Ce matin, en me rendant à mon travail - oui, je vous jure c'est vrai, j'ai travaillé un 16 Août - je suis passée comme tous les matins devant la boutique Cyrillus. Et là, je me suis fait une remarque : un slim dans la vitrine! La dernière collection a pris un sacré coup de jeune! Coincidence cet après midi, j'ai flashé sur le trench de copine S. qui me dit alors tout bas quelque chose du genre : "tu ne devineras jamais où je l'ai acheté - et ne le dis à personne....Je l'ai acheté chez Cyrillus." 

Il ne m'en fallait pas plus pour farfouiller sur internet à la recherche d'informations...Ma question : savoir si la marque a bénéficié d'une cure de rajeunissement récemment. Aujourd'hui Cyrillus a encore une image très coincée, intemporelle certes, mais dans laquelle il ne ferait pas de mal de ré-injecter un peu de modernité, voire de mode tout court. Je pense notamment à des marques voisines en termes de style comme Comptoir des Cotonniers ou Gérard Darel qui font la même chose que Cyrillus, à savoir décliner et adapter des classiques aux tendances, qui ont réussi l'exploit d'accrocher et habiller une cible plus jeune...et leur maman. Je dis exploit car qui aurait pu dire qu'un jour une ado rebelle et boutonneuse accepterait de se fringuer dans la même enseigne que sa mère? Pas moi à l'époque en tous cas!

Première chose : je découvre que cette année la marque fête ses trente ans.

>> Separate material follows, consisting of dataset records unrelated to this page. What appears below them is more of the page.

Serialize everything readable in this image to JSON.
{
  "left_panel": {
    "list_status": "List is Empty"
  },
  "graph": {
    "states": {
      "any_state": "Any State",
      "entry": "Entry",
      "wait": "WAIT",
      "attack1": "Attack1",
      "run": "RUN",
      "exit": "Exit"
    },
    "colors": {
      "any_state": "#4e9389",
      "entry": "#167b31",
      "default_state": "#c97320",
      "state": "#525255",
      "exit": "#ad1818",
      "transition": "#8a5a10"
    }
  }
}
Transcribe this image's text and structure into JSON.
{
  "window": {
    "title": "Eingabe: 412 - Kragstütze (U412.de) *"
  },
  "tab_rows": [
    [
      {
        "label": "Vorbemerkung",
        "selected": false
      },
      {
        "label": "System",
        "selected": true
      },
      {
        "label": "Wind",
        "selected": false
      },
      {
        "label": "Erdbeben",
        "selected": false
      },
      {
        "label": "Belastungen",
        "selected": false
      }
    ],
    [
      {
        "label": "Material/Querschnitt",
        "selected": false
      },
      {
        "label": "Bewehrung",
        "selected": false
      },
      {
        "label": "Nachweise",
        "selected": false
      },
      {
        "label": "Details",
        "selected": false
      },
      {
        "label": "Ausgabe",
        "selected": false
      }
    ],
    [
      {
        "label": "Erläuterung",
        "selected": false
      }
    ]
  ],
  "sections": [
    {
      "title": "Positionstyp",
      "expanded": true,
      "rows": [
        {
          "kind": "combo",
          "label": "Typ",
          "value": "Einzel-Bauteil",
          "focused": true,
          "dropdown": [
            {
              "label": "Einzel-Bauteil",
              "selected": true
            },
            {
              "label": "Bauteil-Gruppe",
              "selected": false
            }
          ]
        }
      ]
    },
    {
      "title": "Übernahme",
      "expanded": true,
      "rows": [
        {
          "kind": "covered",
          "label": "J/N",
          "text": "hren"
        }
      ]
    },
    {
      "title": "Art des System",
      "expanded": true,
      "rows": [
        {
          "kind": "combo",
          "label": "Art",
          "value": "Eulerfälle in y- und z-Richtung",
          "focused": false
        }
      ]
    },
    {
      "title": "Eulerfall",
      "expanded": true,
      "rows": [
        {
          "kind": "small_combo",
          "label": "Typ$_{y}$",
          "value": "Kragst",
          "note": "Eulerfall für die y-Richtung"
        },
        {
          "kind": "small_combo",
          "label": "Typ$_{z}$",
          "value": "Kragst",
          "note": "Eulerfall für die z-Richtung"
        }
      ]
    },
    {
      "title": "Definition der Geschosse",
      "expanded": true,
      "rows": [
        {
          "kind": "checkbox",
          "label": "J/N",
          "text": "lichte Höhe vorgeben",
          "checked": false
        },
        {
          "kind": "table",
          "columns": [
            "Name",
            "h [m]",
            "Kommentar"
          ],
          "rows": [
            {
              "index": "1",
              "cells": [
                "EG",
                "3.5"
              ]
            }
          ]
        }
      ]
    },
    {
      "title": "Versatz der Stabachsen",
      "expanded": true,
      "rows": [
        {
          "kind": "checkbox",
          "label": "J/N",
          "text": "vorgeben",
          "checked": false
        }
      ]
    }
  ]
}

Autant vous le dire tout net, je pensais qu'elle en avait plutôt 50. Elle a été créée en 1977 par une madame Danielle Tellinge en l'honneur de son fils Cyrille qu'elle n'arrivait pas à habiller. Non pas qu'il était trop gros, mais elle trouvait que tout ce qui existait était moche. Je tiens ici à remercier Danielle pour le look BCBG qui a fleuri à l'époque dans les cours de récré...alors qu'on aurait pu se retrouver en salopette et baskets à scratch. Ne dites pas non, vous en rêviez tous, des baskets à scratch. 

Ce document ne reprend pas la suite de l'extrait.